I have two pandas dataframes that i'd like to compare. One dataframe is large and is an inventory list. I'd like to take a row from df and compare it to every row in df_inventory and repeat the process for every row in df.
df.head()
item
0 paintbrush
1 mop #2
2 red bucket
3 o-light flashlight
df_inventory.head()
item_desc
0 broom
1 mop
2 bucket
3 flashlight
I'm trying a single apply() function which is resulting in a ValueError, should i be using a nested apply() to have both dataframes go through each row?
test = pd.DataFrame({'item':['example']})
test['similarity'] = test['item'].apply(lambda x: fuzz.ratio(x,df_inventory['item_desc'])
CodePudding user response:
It looks like you are trying to compare the rows in the df dataframe with the rows in the df_inventory dataframe using the fuzz.ratio() method.

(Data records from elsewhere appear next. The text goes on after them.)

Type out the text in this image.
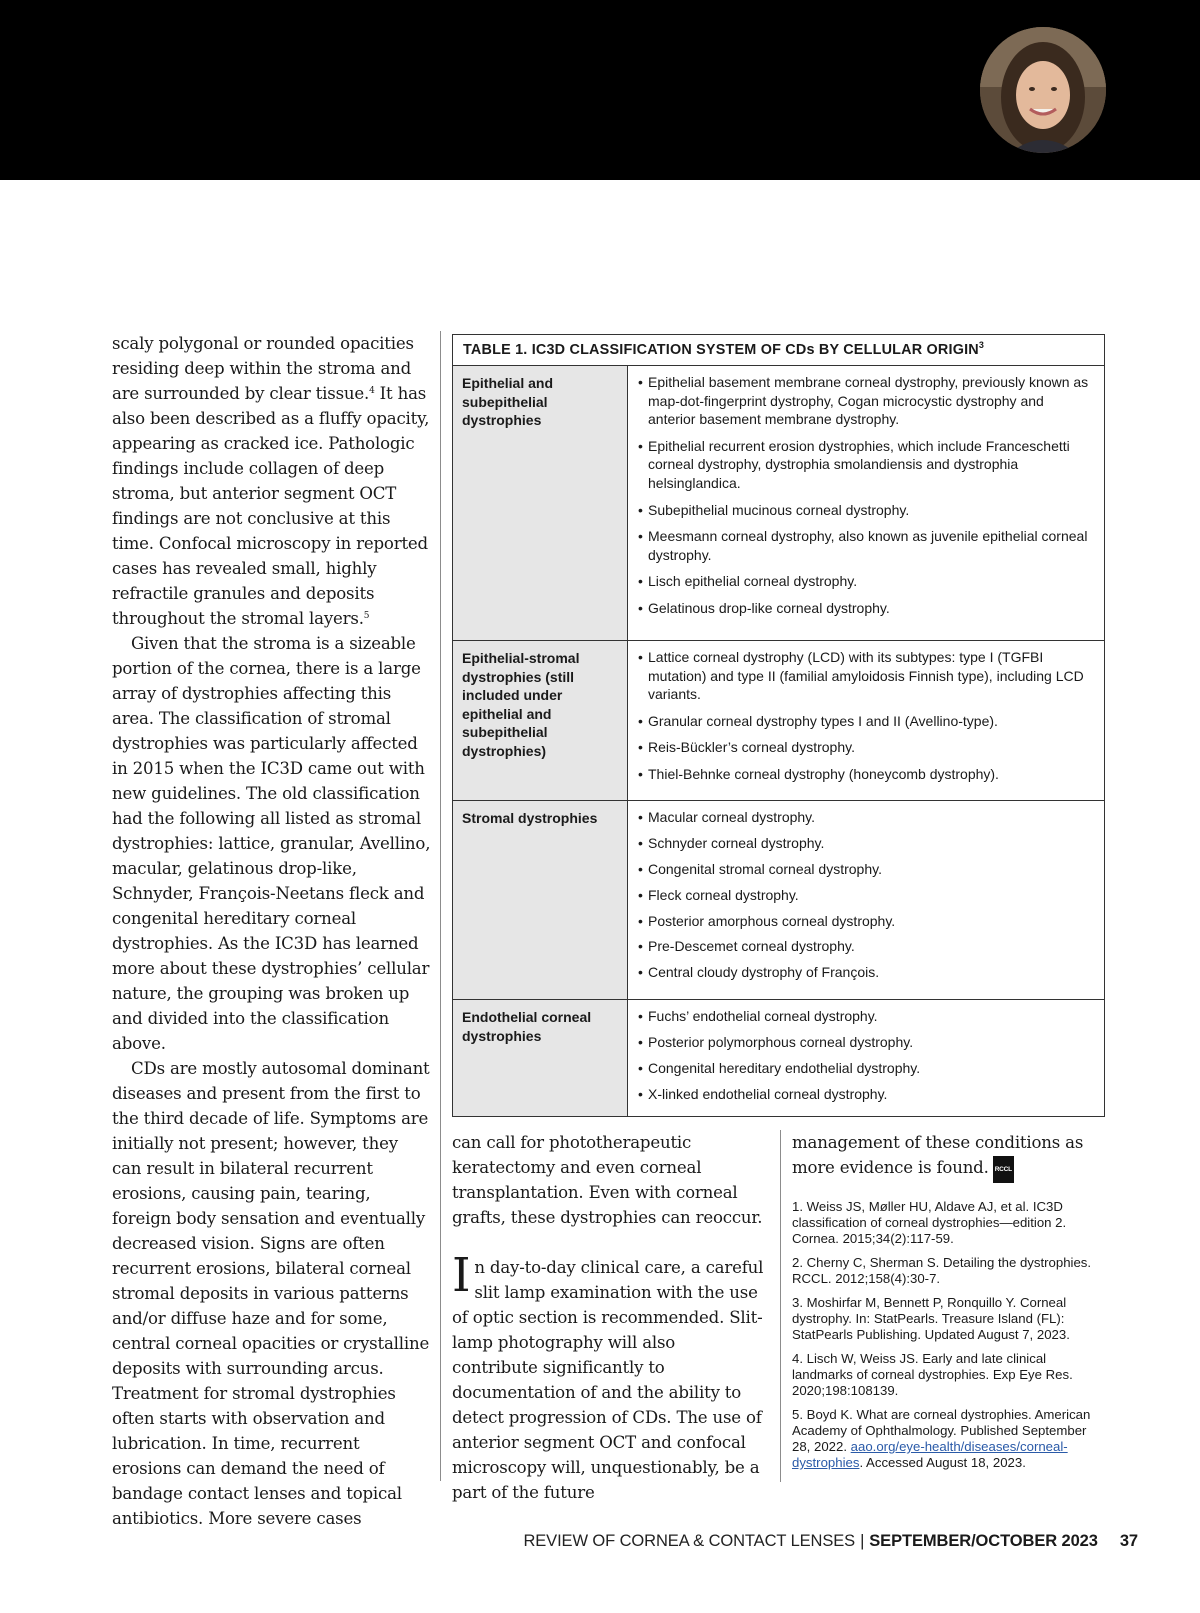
scaly polygonal or rounded opacities residing deep within the stroma and are surrounded by clear tissue.$^4$ It has also been described as a fluffy opacity, appearing as cracked ice. Pathologic findings include collagen of deep stroma, but anterior segment OCT findings are not conclusive at this time. Confocal microscopy in reported cases has revealed small, highly refractile granules and deposits throughout the stromal layers.$^5$

Given that the stroma is a sizeable portion of the cornea, there is a large array of dystrophies affecting this area. The classification of stromal dystrophies was particularly affected in 2015 when the IC3D came out with new guidelines. The old classification had the following all listed as stromal dystrophies: lattice, granular, Avellino, macular, gelatinous drop-like, Schnyder, François-Neetans fleck and congenital hereditary corneal dystrophies. As the IC3D has learned more about these dystrophies’ cellular nature, the grouping was broken up and divided into the classification above.

CDs are mostly autosomal dominant diseases and present from the first to the third decade of life. Symptoms are initially not present; however, they can result in bilateral recurrent erosions, causing pain, tearing, foreign body sensation and eventually decreased vision. Signs are often recurrent erosions, bilateral corneal stromal deposits in various patterns and/or diffuse haze and for some, central corneal opacities or crystalline deposits with surrounding arcus. Treatment for stromal dystrophies often starts with observation and lubrication. In time, recurrent erosions can demand the need of bandage contact lenses and topical antibiotics. More severe cases

TABLE 1. IC3D CLASSIFICATION SYSTEM OF CDs BY CELLULAR ORIGIN$^3$
Epithelial and subepithelial dystrophies
• Epithelial basement membrane corneal dystrophy, previously known as map-dot-fingerprint dystrophy, Cogan microcystic dystrophy and anterior basement membrane dystrophy.
• Epithelial recurrent erosion dystrophies, which include Franceschetti corneal dystrophy, dystrophia smolandiensis and dystrophia helsinglandica.
• Subepithelial mucinous corneal dystrophy.
• Meesmann corneal dystrophy, also known as juvenile epithelial corneal dystrophy.
• Lisch epithelial corneal dystrophy.
• Gelatinous drop-like corneal dystrophy.
Epithelial-stromal dystrophies (still included under epithelial and subepithelial dystrophies)
• Lattice corneal dystrophy (LCD) with its subtypes: type I (TGFBI mutation) and type II (familial amyloidosis Finnish type), including LCD variants.
• Granular corneal dystrophy types I and II (Avellino-type).
• Reis-Bückler’s corneal dystrophy.
• Thiel-Behnke corneal dystrophy (honeycomb dystrophy).
Stromal dystrophies
•	Macular corneal dystrophy.
• Schnyder corneal dystrophy.
• Congenital stromal corneal dystrophy.
• Fleck corneal dystrophy.
• Posterior amorphous corneal dystrophy.
• Pre-Descemet corneal dystrophy.
• Central cloudy dystrophy of François.
Endothelial corneal dystrophies
• Fuchs’ endothelial corneal dystrophy.
• Posterior polymorphous corneal dystrophy.
• Congenital hereditary endothelial dystrophy.
• X-linked endothelial corneal dystrophy.

can call for phototherapeutic keratectomy and even corneal transplantation. Even with corneal grafts, these dystrophies can reoccur.

In day-to-day clinical care, a careful slit lamp examination with the use of optic section is recommended. Slit-lamp photography will also contribute significantly to documentation of and the ability to detect progression of CDs. The use of anterior segment OCT and confocal microscopy will, unquestionably, be a part of the future

management of these conditions as more evidence is found. RCCL
1. Weiss JS, Møller HU, Aldave AJ, et al. IC3D classification of corneal dystrophies—edition 2. Cornea. 2015;34(2):117-59.
2. Cherny C, Sherman S. Detailing the dystrophies. RCCL. 2012;158(4):30-7.
3. Moshirfar M, Bennett P, Ronquillo Y. Corneal dystrophy. In: StatPearls. Treasure Island (FL): StatPearls Publishing. Updated August 7, 2023.
4. Lisch W, Weiss JS. Early and late clinical landmarks of corneal dystrophies. Exp Eye Res. 2020;198:108139.
5. Boyd K. What are corneal dystrophies. American Academy of Ophthalmology. Published September 28, 2022. aao.org/eye-health/diseases/corneal-dystrophies. Accessed August 18, 2023.
REVIEW OF CORNEA & CONTACT LENSES | SEPTEMBER/OCTOBER 2023 37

You can use the apply() method to apply a function to each row in a Pandas dataframe, but in this case, you will need to use a nested apply() method to compare each row in df with each row in df_inventory.
Here is an example of how you can use a nested apply() method to compare the rows in the two dataframes:
import pandas as pd
from fuzzywuzzy import fuzz
# Load the data into pandas dataframes
df = pd.DataFrame({'item': ['paintbrush', 'mop #2', 'red bucket', 'o-light flashlight']})
df_inventory = pd.DataFrame({'item_desc': ['broom', 'mop', 'bucket', 'flashlight']})
# Add a new column to the df dataframe called 'similarity'
# This column will hold the similarity scores for each row in df
df['similarity'] = df.apply(lambda x: df_inventory.apply(lambda y: fuzz.ratio(x['item'], y['item_desc']), axis=1), axis=1)
# Print the resulting dataframe
print(df)
This code will compare each row in df with each row in df_inventory and save the similarity scores in the similarity column of the df dataframe. The resulting dataframe will look like this:
item similarity
0 paintbrush 0 27
1 37
2 18
3 37
dtype: int64
1 mop #2 0 37
1 100
2 37
3 62
dtype: int64
2 red bucket 0 18
1 37
2 100
3 37
dtype: int64
3 o-light flashlight 0 37
1 62
2 37
3 100
dtype: int64
You can then use the similarity column to compare the rows in the two dataframes.